The outliers include Discovery, where women comprise 62.5% of board leaders and Old Mutual, with an even higher figure of 66.7%. On this ultravalue table, the only laggard is Remgro, the luxury-brand company that has no women on its board.
The graphic on the far right consists of the bottom 50 – companies that have no female directors. Their reasons for the lack of balance on their boards included:
“Our headcount is small and every person must add value.”
“We are a lean and focused company ... As we grow our team, we will aim to have a more balanced board. However, we are not interested in including women on our board for the numbers.” “Male-dominated industries struggle to find women.” “While we hire women, they tend to be in the support functions like human resources and finance.”

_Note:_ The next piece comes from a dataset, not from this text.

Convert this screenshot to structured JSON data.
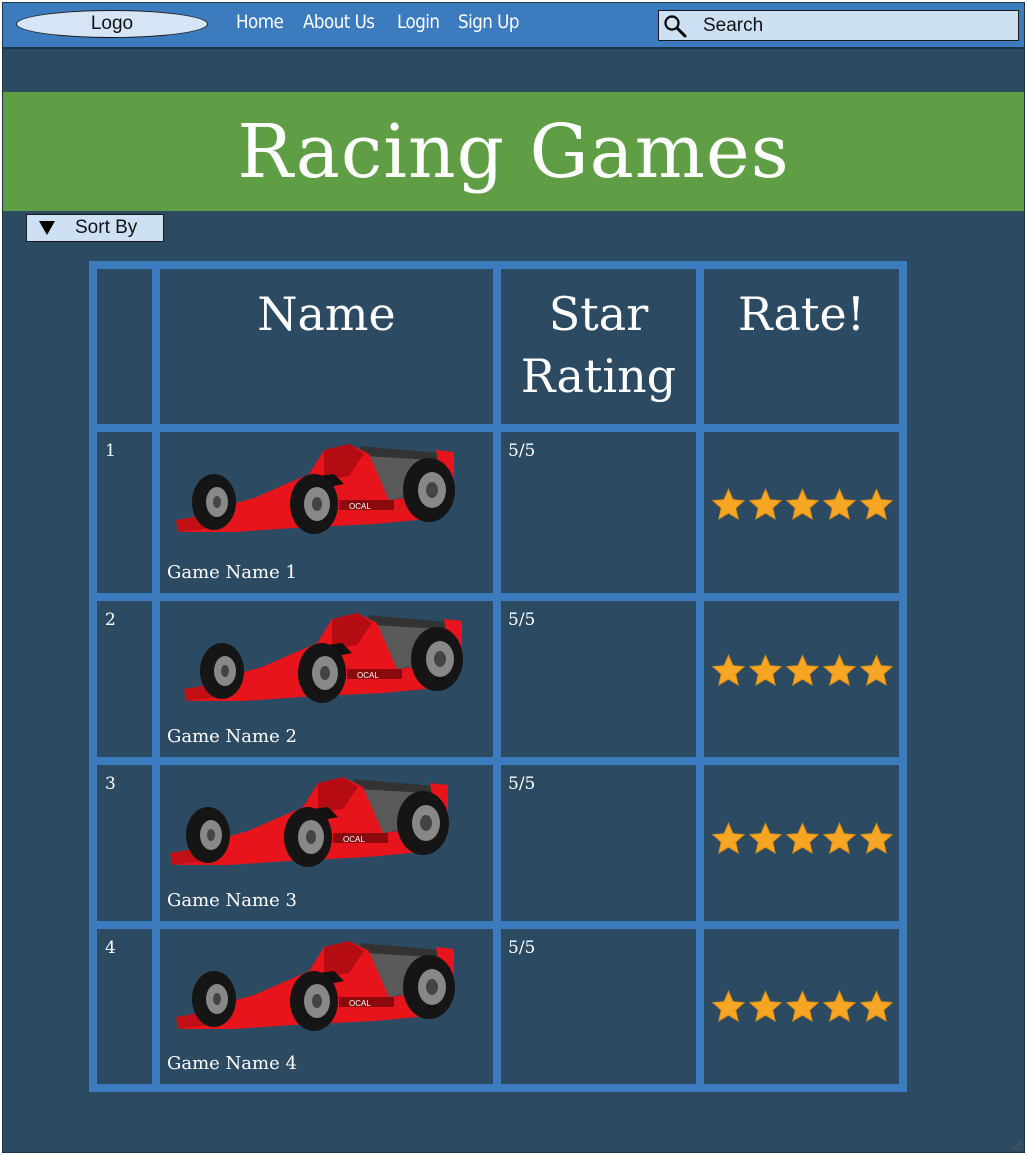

“At times, the subsidiary companies in South Africa are small, with smaller numbers than the larger international organisations have.”
The authors say: “The average percentage of women directors for the largest 25 organisations based on market capitalisation is 24.7%. Large organisations are slow to transform in gender parity.”
The overall picture of the census is one of slow progress at the pinnacle of influence and power. It reveals that the public sector is out of the blocks far more quickly than the private sector in advancing women.
The census report notes in conclusion that: “The findings are disappointing. The conversation has continued for decades and yet very little has changed. Women are still a minority at the top echelons of organisations. Even though there have been marginal improvements, South African businesses are well below the 50% target.”
South Africa’s equity laws also set targets for women’s empowerment and have enabled women’s leadership across the economy.